Sussurri e grida nei corridoi del Viminale


Cece


Fa un caldo irreale a Roma. Il sole è alto nel cielo, il Circeo sarebbe anche a due passi, insomma, tutto viene in mente tranne che il fatto nei corridi e tra quattro mura, quelle del Palazzo del Viminale, si stia decidendo il destino dell’Italia. In 187 simpatici disegnini.


Assolata domenica romana. Sembra già primavera. In fondo siamo quasi arrivati. Il Ministero dell’Interno, silenzioso e discreto, vive di vita propria in una stradina non trafficata, traversa che collega l’affollata via Nazionale all’Esquilino. Poca gente entra ed esce dal Palazzo. L’aria è un po’ strana.


La deadline era fino alle 16 di ieri: fino a quell’ora sono stati presentati la bellezza di 187 contrassegni. Da partiti o gruppi politici organizzati e ammessi dal Ministeso stesso.

Gli aneddoti, come sempre accade in questa Italietta, si sprecano. E’ divertente anche per questo. Il più famoso – di già – e anche facile, se vogliamo, che ieri per tutto il giorno ha serpeggiato per i corridoi del Viminale, ha come protagonisti i contrassegni di Pd e Pdl. Ed è la ragione per la quale – i simboli vengono numerati e messi in lista e in bacheha in rigoroso ordine di arrivo, il Popolo della Libertà è al numero 18, mentre l’acerrimo nemico Partito Democratico è sotto di 30 posizioni, al 48.


L’aneddoto, dunque, narra dell’avventura della rappresentante del Pd, in fila davanti al Viminale dalle 6 del mattino, che, causa un lieve malore abbandona momentaneamente la preziosa postazione. Chiedendo, come alla cassa del supermercato, a chi la precedeva di tenerle il posto. Tornata, era stata sorpassata. Da chi? Semplice e un po’ banale: dalla sua controparte del Pdl.

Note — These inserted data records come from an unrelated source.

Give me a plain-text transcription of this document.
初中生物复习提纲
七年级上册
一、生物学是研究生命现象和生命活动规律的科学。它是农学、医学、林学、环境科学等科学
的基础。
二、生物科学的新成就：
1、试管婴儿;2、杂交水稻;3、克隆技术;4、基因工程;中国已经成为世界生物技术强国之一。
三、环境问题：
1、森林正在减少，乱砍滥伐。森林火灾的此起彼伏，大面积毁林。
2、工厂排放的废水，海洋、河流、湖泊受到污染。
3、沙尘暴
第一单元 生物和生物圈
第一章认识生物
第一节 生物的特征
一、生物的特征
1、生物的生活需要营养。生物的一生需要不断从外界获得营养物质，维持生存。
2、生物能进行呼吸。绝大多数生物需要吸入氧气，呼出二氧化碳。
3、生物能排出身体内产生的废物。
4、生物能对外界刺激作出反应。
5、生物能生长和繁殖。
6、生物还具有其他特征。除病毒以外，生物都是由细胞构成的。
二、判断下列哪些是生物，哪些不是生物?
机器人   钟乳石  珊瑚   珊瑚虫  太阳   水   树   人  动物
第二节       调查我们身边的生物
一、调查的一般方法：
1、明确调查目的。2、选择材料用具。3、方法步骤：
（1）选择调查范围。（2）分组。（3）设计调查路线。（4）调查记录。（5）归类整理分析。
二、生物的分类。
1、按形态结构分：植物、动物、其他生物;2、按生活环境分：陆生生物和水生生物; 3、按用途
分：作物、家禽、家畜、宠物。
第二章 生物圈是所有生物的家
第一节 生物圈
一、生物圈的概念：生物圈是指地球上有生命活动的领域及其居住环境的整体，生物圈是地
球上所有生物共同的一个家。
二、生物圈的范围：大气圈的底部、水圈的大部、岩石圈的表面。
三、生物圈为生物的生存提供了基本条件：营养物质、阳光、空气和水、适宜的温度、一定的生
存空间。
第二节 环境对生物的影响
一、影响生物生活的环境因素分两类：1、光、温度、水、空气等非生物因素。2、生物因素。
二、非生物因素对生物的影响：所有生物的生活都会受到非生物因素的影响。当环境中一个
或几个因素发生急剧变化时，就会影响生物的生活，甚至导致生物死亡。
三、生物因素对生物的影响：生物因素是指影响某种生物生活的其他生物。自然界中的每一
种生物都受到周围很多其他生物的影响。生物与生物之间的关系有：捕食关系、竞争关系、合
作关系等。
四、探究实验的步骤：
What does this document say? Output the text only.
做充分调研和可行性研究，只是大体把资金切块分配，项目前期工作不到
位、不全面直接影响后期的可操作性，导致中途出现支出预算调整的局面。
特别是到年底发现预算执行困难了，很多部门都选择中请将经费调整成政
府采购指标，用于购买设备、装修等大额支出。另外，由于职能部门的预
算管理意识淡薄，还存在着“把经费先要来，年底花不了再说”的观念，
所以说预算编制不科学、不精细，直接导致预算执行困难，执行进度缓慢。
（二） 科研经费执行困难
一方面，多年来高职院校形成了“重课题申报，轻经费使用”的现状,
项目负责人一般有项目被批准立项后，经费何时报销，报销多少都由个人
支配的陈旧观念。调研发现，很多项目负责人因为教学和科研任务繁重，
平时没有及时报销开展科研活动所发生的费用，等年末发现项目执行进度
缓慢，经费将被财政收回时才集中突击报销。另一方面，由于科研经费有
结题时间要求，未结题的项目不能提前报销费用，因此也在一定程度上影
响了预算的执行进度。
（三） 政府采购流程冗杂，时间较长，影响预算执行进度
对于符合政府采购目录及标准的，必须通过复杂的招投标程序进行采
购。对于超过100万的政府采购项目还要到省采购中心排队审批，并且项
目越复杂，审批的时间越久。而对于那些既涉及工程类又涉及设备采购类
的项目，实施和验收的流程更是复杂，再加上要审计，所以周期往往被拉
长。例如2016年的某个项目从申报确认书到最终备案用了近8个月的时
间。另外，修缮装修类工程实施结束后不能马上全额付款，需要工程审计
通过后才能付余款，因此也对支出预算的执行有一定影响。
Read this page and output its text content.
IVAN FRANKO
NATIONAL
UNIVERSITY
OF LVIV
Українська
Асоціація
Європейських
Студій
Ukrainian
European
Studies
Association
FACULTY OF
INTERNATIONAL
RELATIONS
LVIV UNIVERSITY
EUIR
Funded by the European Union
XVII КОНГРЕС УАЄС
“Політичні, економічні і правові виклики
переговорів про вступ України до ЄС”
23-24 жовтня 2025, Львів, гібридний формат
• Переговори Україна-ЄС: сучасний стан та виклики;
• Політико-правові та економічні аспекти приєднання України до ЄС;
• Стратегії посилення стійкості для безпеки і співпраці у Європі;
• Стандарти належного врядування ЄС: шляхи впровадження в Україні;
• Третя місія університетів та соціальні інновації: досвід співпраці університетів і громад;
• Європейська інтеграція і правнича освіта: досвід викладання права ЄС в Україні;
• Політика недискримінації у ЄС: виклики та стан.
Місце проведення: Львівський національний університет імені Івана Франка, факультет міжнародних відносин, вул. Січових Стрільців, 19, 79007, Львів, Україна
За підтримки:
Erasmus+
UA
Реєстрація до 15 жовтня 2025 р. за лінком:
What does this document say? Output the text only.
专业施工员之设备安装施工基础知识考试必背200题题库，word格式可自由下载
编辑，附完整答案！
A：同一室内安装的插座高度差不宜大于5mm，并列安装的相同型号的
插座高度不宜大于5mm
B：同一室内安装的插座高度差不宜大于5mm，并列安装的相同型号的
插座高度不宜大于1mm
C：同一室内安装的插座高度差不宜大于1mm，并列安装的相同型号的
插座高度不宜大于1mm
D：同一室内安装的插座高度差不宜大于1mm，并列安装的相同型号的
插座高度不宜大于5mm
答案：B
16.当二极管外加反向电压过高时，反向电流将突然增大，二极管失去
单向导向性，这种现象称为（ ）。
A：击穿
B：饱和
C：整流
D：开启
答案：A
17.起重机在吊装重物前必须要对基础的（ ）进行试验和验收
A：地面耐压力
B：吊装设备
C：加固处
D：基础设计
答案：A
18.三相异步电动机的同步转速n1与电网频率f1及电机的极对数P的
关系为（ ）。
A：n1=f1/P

Silvio, in tabellone, supera quindi Walter. Altri numeri e presenze eccellenti: al numero 22, la Sinistra Arcobaleno; al 27 il Pdci, al 29 Rifondazione comunista. 30, Federazione dei Verdi col sorrisino del simbolo ormai noto, seguiti immediatamente da Giuliano Ferrara con la sua lista per la moratoria sull’aborto.


Quello che colpisce, se ci si ferma a pensare, è che in quelle teche c’è tutta la politica italiana. Con una varietà impressionante di simboli. E di storie. Dalla Principessa Mirella Cece, per il Sacro Romano Impero Liberale e Cattolico, a Io non voto, con tanto di rappresentante lì. Scusi. Ma non è una contraddizione in termini. No, e te lo spiega con una coerenza irripetibile. Però ci crede davvero. C’è il romanissimo Movimento Giovani Poeti d’Azione, che correrà solo nel Lazio, Alessandro D’Agostini e lì con il suo mistero. E poi Casta Contro (o Contro Casta, dipende da come lo si vuole leggere), salentino come me. Ci credono tutti, sono tutti mediamente incazzati, tranne il poeta che in quanto poeta se la vive con poesia, ma insomma sono rappresentanza di un fenomeno bizzarro.


187 contrassegni, contro i 148 del 2006. Sembra un vero e proprio esame,una commissione, l’università è una schiocchezza al confronto come atmosfera. Ci si presenta con simbolo e programma, lo si espone di fronte ad una prima commissione, si arriva ad apporlo in bacheca. Un affollata bacheca e una corposa raccolta di programmi. 187 con una media di una decina di pagine l’uno. Non si invidia certo il Ministero dell’Interno e i suoi in queste ore. 40 i loghi dovranno essere poi giudicati da una apposita commissione che dovrà stabilirne l’ammissibilità o meno. 187. Meno male che Silvio ha appellato più volte alla non dispersione dei voti nei partitini. Che gli hanno risposto così.